Let’s start with Megan, who breaks through with the soap opera by landing a love scene and time extended screen time. She’s concerned as to what Don is going to think about her kissing another guy on the show, but she’s an actress for crying out loud! To calm her nerves, her boss, Mel, and his wife invite her and Don out to dinner so they can put everyone at ease. But the dinner ends up being quite confusing for Don and Megan, who are asked to follow Mel and his wife home to smoke some grass and see what happens after. This allows Megan and Don to laugh at the whole situation. He seems fairly okay with Megan’s new role on the soap, but this is only at the beginning of the episode.

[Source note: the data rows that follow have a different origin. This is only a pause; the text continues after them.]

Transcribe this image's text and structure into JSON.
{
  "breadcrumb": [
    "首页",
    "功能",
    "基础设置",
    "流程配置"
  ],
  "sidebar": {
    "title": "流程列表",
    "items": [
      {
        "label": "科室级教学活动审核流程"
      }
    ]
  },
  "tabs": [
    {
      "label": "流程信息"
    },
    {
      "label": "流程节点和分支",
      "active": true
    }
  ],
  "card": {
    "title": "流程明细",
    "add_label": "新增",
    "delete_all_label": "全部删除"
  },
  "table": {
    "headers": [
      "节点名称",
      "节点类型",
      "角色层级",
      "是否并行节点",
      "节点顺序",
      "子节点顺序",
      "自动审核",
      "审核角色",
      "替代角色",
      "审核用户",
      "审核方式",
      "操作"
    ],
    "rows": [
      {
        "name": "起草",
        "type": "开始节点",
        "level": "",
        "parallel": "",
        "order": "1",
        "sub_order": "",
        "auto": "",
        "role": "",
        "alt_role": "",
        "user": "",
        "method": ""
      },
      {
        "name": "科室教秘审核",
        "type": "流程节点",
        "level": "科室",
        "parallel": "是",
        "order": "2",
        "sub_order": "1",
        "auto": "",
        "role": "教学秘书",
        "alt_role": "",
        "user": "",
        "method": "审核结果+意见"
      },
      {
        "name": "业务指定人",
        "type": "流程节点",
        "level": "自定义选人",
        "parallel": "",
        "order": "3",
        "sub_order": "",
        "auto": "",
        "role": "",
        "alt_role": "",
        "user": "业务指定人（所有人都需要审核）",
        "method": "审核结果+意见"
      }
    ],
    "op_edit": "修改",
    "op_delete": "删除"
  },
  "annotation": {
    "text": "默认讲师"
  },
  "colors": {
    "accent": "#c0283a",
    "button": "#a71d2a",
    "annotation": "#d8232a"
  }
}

Next, we see Joan at home who is enjoying a visit from an old friend, Kate. She’s a rep for Mary Kay who is planning to move to Avon because Mary Kay doesn’t have the growth opportunities. Since the pilot episode until now, plenty of characters have changed, but no one has progressed as much in the working-world as Joan did. From secretary to a partner at SCDP, she’s at the top of the company, yet it still doesn’t seem that way and she admits it to Kate. Kate responds by telling her it doesn’t matter what it feels like, all that matters is her title.
Back at the office, Joan busts Harry’s secretary, Scarlet, for leaving work early and having Dawn clock out for her. But Harry drags Scarlet back to the office and reprimands Joan for firing his own secretary by basically saying he deserves to be a partner more than she does. We all know how Joan got to be a partner in the company, but even without that she’s been an important component to making SCDP run. Harry does have a point, though, because he’s always on the wrong side of the joke and has been carrying his weight since the beginning. But if he’s suggesting he’s more important than Joan, he’s be packing his things before he can cash his next check.
The episode meanders until it gets to its main event: the Heinz Ketchup pitch. Don pitches an ad showing large food images with the words “Pass The Heinz” written on top of it. There’s no image of the ketchup bottle. They don’t even mention the word “ketchup.” Don insists that the client’s imagination will fill in the blanks and the ad will remain on their minds long after they see the ad. It’s a bold ad but that’s the work that Don’s been spitting out lately. To everyone’s surprise, as they leave they see Peggy and her team waiting outside ready to give their pitch. She has a different and more simpler approach. She shows the Heinz ketchup bottle and uses the word “ketchup” in big letters. It’s everything that Don’s pitch isn’t. While Don listens in, Peggy uses one of his quotes, “If you don’t like what’s being said, then change the conversation.” It was like Don being slapped in the face by his protege.
Neither of them land the deal, but the damage is done. Ken storms into the bar they’re all sitting at and says their secret pitch cost them the Heinz Baked Beans deal. Don and company took a risk and it bit them in the ass. As for Peggy, she lost Stan as a friend for using his information to try and land Heinz. This might not lead to a feud between both companies, but this is definitely a sour moment for two ad agencies and former friends.
With the bad taste still in Don’s mouth, he watches Megan’s scene at the studio. He doesn’t approve and Megan even questions why he’s there. They’re both right and wrong in the moment. Don’s recent interest to appear at the studio is only because of Megan’s steamy scene. But as for Don, it’s better that he actually sees what’s being done rather than let his imagination run wild, the exact opposite message he was trying to sell to Heinz. At the end, Don is spending another moment with Sylvia. What’s so interesting about these two is how Sylvia understands the damage within Don. She tells him that she prays for his happiness and peace. She’s not the first one and it seems like she won’t be the last.